Artificial intelligence chatbots versus traditional medical resources for patient education on "Labor Epidurals": an evaluation of accuracy, emotional tone, and readability.
Background: Labor epidural analgesia is a widely used method for pain relief in childbirth, yet information accessibility for expectant mothers remains a challenge. Artificial intelligence (AI) chatbots like Chat Generative Pre-Trained Transformer (ChatGPT) and Google Gemini offer potential solutions for improving patient education. This study evaluates the accuracy, readability, and emotional tone of AI chatbot responses compared to the American Society of Anesthesiologists (ASA) online materials on labor epidurals.
Methods: Eight common questions about labor epidurals were posed to ChatGPT and Gemini. Seven obstetric anaesthesiologists evaluated the generated responses for accuracy and completeness on a 1-10 Likert scale, comparing them with ASA-sourced content.

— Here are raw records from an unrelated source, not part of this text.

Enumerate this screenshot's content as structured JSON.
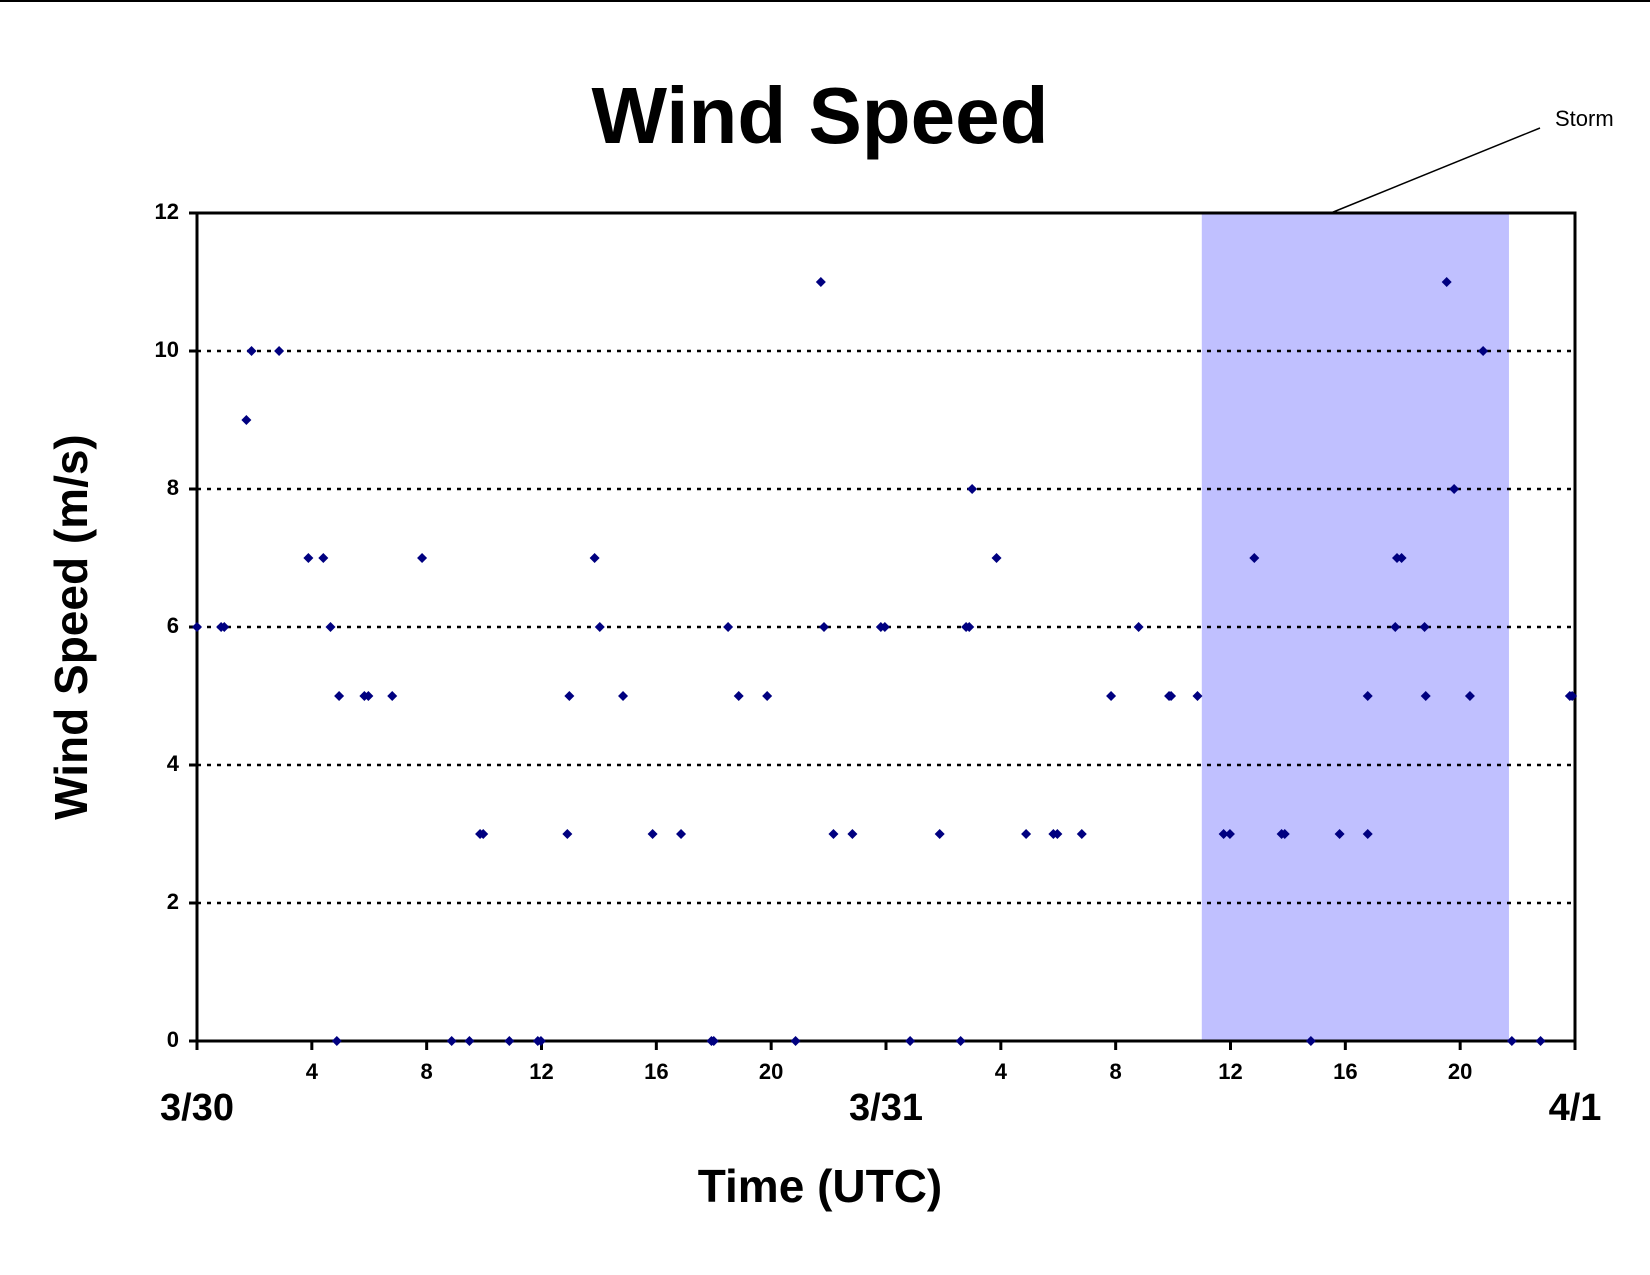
{
  "chart_data": {
    "type": "scatter",
    "title": "Wind Speed",
    "x_label": "Time (UTC)",
    "y_label": "Wind Speed (m/s)",
    "x": [
      0,
      0.84,
      0.95,
      1.72,
      1.9,
      2.86,
      3.88,
      4.4,
      4.65,
      4.87,
      4.95,
      5.83,
      5.97,
      6.8,
      7.84,
      8.87,
      9.49,
      9.86,
      9.97,
      10.88,
      11.87,
      11.98,
      12.9,
      12.97,
      13.85,
      14.03,
      14.84,
      15.87,
      16.86,
      17.92,
      18.0,
      18.5,
      18.87,
      19.86,
      20.85,
      21.73,
      21.84,
      22.17,
      22.83,
      23.82,
      23.96,
      24.84,
      25.87,
      26.6,
      26.79,
      26.9,
      27.0,
      27.85,
      28.88,
      29.83,
      29.97,
      30.82,
      31.84,
      32.8,
      33.86,
      33.93,
      34.85,
      35.76,
      35.98,
      36.83,
      37.78,
      37.89,
      38.8,
      39.8,
      40.78,
      40.78,
      41.74,
      41.8,
      41.96,
      42.76,
      42.8,
      43.53,
      43.79,
      44.34,
      44.8,
      45.8,
      46.8,
      47.82,
      47.9
    ],
    "series": [
      {
        "name": "Wind Speed",
        "color": "#000080",
        "values": [
          6,
          6,
          6,
          9,
          10,
          10,
          7,
          7,
          6,
          0,
          5,
          5,
          5,
          5,
          7,
          0,
          0,
          3,
          3,
          0,
          0,
          0,
          3,
          5,
          7,
          6,
          5,
          3,
          3,
          0,
          0,
          6,
          5,
          5,
          0,
          11,
          6,
          3,
          3,
          6,
          6,
          0,
          3,
          0,
          6,
          6,
          8,
          7,
          3,
          3,
          3,
          3,
          5,
          6,
          5,
          5,
          5,
          3,
          3,
          7,
          3,
          3,
          0,
          3,
          5,
          3,
          6,
          7,
          7,
          6,
          5,
          11,
          8,
          5,
          10,
          0,
          0,
          5,
          5
        ]
      }
    ],
    "xlim": [
      0,
      48
    ],
    "xticks": [
      {
        "value": 0,
        "label": "3/30"
      },
      4,
      8,
      12,
      16,
      20,
      {
        "value": 24,
        "label": "3/31"
      },
      4,
      8,
      12,
      16,
      20,
      {
        "value": 48,
        "label": "4/1"
      }
    ],
    "ylim": [
      0,
      12
    ],
    "yticks": [
      0,
      2,
      4,
      6,
      8,
      10,
      12
    ],
    "grid": true,
    "shaded_regions": [
      {
        "label": "Storm",
        "xlim": [
          35,
          45.7
        ],
        "color": "#c0c0ff"
      }
    ]
  }
}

Statistical analysis (one-way ANOVA, Tukey HSD), sentiment analysis and readability metrics (Flesch Reading ease) were used to assess differences.

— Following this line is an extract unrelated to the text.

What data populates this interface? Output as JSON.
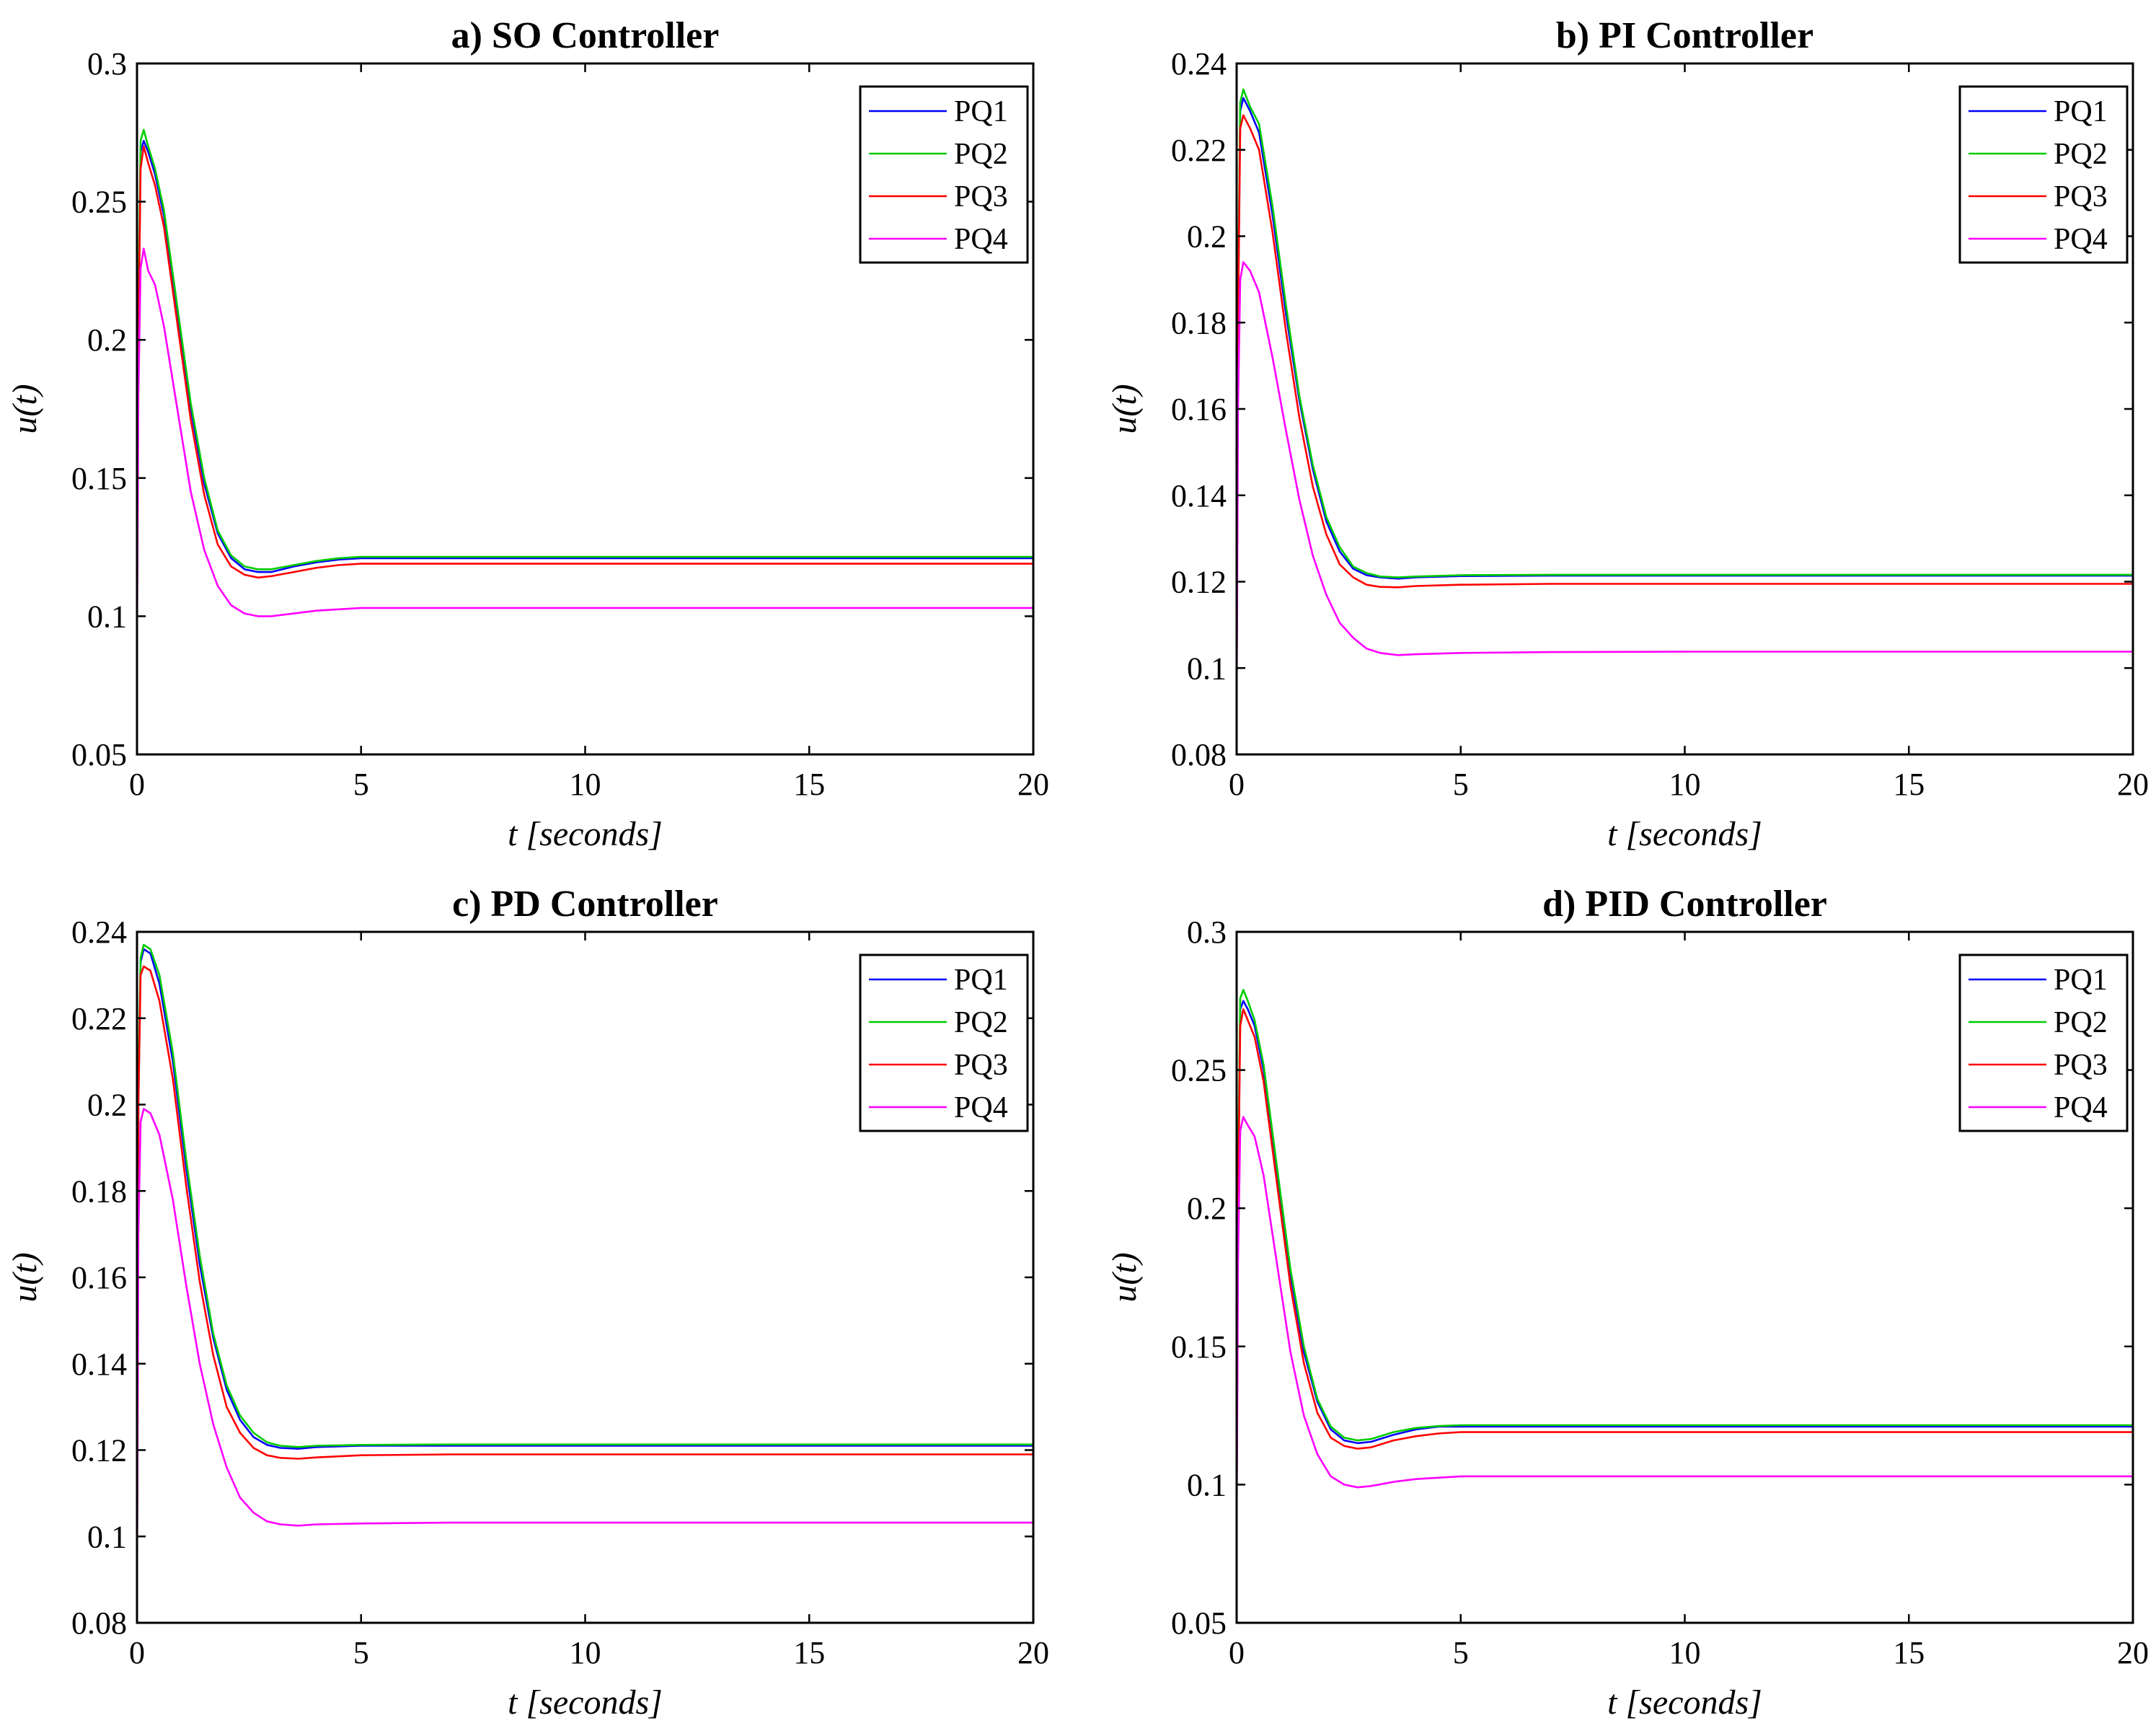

Results: ASA materials scored highest for accuracy (8.80 ± 0.40) and readability, followed by Gemini and ChatGPT. Completeness scores showed ASA and Gemini performing significantly better than ChatGPT (P <0.001). ASA materials were the most accessible, while Gemini content was more complex. Sentiment analysis indicated a neutral tone for ASA and Gemini, with ChatGPT displaying a less consistent tone.
Conclusions: AI chatbots exhibit promise in patient education for labor epidurals but require improvements in readability and tone consistency to enhance engagement. Further refinement of AI chatbots may support more accessible, patient-centred healthcare information.